Ainsi parle au Héros la Reine de Cythère ;
Ainsi répond Enée à sa divine mère :
Nous ignorons quel est l’objet d’un soin si doux,
Mais qu’il doit être beau, s’il l’est autant que vous !
Objet, que je ne sais comment nommer encore,
Et qui déjà pourtant dans mon âme j’adore ;
Car sans doute à vous voir avecque tant d’appas,
Les mortelles beautés ne vous égalent pas.

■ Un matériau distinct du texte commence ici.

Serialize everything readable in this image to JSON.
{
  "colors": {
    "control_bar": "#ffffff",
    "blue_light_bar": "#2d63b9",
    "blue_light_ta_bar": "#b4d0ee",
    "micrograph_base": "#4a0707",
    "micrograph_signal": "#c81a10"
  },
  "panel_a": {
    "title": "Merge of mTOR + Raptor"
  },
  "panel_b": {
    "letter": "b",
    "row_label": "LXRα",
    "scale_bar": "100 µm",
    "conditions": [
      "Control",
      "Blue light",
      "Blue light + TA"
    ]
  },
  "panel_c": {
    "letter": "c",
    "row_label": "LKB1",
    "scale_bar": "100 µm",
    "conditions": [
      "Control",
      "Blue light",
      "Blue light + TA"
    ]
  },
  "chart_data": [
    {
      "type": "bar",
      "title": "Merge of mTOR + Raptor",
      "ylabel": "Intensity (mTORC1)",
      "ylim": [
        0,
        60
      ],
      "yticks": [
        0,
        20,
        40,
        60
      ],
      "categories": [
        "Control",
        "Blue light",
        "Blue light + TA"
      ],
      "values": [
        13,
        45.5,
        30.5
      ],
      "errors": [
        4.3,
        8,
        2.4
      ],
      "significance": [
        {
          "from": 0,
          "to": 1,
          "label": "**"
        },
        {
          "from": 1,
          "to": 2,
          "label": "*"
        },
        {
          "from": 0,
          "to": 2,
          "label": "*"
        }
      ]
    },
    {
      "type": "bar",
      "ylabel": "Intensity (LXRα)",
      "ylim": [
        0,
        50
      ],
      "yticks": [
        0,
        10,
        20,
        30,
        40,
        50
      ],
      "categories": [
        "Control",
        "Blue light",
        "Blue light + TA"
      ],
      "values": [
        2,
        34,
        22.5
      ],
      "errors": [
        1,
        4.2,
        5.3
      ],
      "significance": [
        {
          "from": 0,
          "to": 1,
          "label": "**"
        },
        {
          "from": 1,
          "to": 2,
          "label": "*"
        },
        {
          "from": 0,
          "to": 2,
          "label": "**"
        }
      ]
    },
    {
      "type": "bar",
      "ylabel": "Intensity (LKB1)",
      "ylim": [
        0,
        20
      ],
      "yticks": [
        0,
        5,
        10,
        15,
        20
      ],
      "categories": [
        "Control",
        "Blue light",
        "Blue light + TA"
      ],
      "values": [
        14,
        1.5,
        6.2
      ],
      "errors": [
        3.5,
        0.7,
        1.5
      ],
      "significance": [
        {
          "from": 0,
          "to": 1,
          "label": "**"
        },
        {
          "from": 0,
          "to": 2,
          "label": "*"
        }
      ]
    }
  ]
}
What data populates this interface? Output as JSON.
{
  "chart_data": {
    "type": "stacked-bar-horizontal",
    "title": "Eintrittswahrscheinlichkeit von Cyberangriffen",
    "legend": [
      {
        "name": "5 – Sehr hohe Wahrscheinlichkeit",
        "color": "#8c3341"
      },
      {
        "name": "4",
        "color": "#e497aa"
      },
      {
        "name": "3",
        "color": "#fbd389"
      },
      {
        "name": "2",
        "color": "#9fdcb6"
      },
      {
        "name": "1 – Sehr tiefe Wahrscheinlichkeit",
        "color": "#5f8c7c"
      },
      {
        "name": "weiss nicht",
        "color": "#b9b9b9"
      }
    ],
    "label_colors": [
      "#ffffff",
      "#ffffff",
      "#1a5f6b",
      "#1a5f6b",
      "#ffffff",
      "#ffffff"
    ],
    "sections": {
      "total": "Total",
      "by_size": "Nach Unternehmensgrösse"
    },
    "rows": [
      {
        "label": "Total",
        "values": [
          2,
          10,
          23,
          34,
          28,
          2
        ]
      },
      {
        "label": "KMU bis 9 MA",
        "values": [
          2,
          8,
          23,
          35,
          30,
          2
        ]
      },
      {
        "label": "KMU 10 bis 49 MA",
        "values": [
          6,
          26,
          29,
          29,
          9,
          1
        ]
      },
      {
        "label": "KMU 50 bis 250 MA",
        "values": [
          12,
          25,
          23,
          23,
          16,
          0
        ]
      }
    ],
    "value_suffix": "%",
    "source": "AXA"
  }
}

Nymphe donc, ou Déesse, ou la chaste Diane,
Ne vous offensez point des regards d’un profane,
Et daignez par pitié de tant d’adversités
Nous apprendre en quel lieu le sort nous a jetés.
Réduits par la tempête en l’état où nous sommes,
Nous errons sans connaître, et les lieux, et les hommes.
Je veux à l’avenir au pied de vos autels,
Vous rendre les devoirs qu’on rend aux Immortels. »
    La Déesse répond : « De cet honneur insigne,
Généreux étranger, je me confesse indigne.
Mon habit te surprend ; mais c’est ainsi qu’à Tyr
Les filles de mon âge aiment à se vêtir.
Ici sont les confins du Punique rivage ;
Didon fuyant son frère y règne dans Carthage ;
Et contre un peuple ardent au dur métier de Mars,
Relève d’Agénor les antiques remparts.